Koper: verschillende vormen en het nut ervan

Koper: verschillende vormen en het nut ervan!

Koper is een zacht bruin metaal dat bijna alleen in stollings- en metamorfe gesteenten wordt aangetroffen. Het was een van de vroegste metalen die de mens gebruikte, omdat het vaak in zuivere staat voorkomt en omdat het heel gemakkelijk bewerkt kan worden.

Het gebruik van koper werd al in 5000 voor Christus en in het Verre Oosten rond 2500 voor Christus geregistreerd in Egypte. Het werd ook op grote schaal gebruikt in Cyprus, waardoor het eiland zijn naam kreeg.

Koper is helaas erg zacht, maar door tin te mengen met koper, kan brons worden verkregen, dat is harder en harder dan zuiver koper en meer geschikt voor wapens en gereedschappen. De Bronstijd in de geschiedenis betekende dus een belangrijke mijlpaal in de vooruitgang van de menselijke beschaving voor metalen die op grote schaal werd gebruikt.

De huidige industriële betekenis van koper begon alleen met de uitvinding van elektriciteit.

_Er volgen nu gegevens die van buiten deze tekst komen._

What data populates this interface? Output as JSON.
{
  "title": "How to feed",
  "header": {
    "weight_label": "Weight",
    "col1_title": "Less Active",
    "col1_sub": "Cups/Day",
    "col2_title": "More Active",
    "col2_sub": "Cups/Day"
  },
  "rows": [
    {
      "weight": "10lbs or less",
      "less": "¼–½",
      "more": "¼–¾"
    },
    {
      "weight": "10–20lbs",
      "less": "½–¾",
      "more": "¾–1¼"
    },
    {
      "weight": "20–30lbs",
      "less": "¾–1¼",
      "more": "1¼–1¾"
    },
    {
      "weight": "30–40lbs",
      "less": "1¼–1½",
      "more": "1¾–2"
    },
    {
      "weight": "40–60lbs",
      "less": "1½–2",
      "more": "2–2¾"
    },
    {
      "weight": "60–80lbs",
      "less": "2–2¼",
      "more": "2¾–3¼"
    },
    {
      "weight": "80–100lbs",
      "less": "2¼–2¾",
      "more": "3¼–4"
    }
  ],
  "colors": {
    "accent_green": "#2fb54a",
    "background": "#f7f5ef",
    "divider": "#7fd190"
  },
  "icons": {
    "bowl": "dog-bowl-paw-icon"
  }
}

Koper is nuttig vanwege zijn verschillende voordelen. Koper wordt gebruikt in:

(i) Elektrotechniek

(ii) Metallurgische industrieën

(iii) Maken van legeringen

(iv) Anderen zoals voor het maken van buizen, pijpen, pompen, radiatoren en boilers. Het wordt ook gebruikt bij het solderen, lassen en solderen en voor een aantrekkelijk uiterlijk in een breed scala aan decoratieve toepassingen.

Koper komt in drie vormen voor:

(i) Als natuurlijk metaal in zijn zuivere staat.

(ii) als oxiden, en

(iii) Als sulfide. Commerciële koperertsen worden niet verkregen uit koperoxiden of kopersulfiden met een kopergehalte van 2 tot 6 procent. De meeste kopermijnen worden volgens de open-castmethode gebruikt en zijn sterk gemechaniseerd.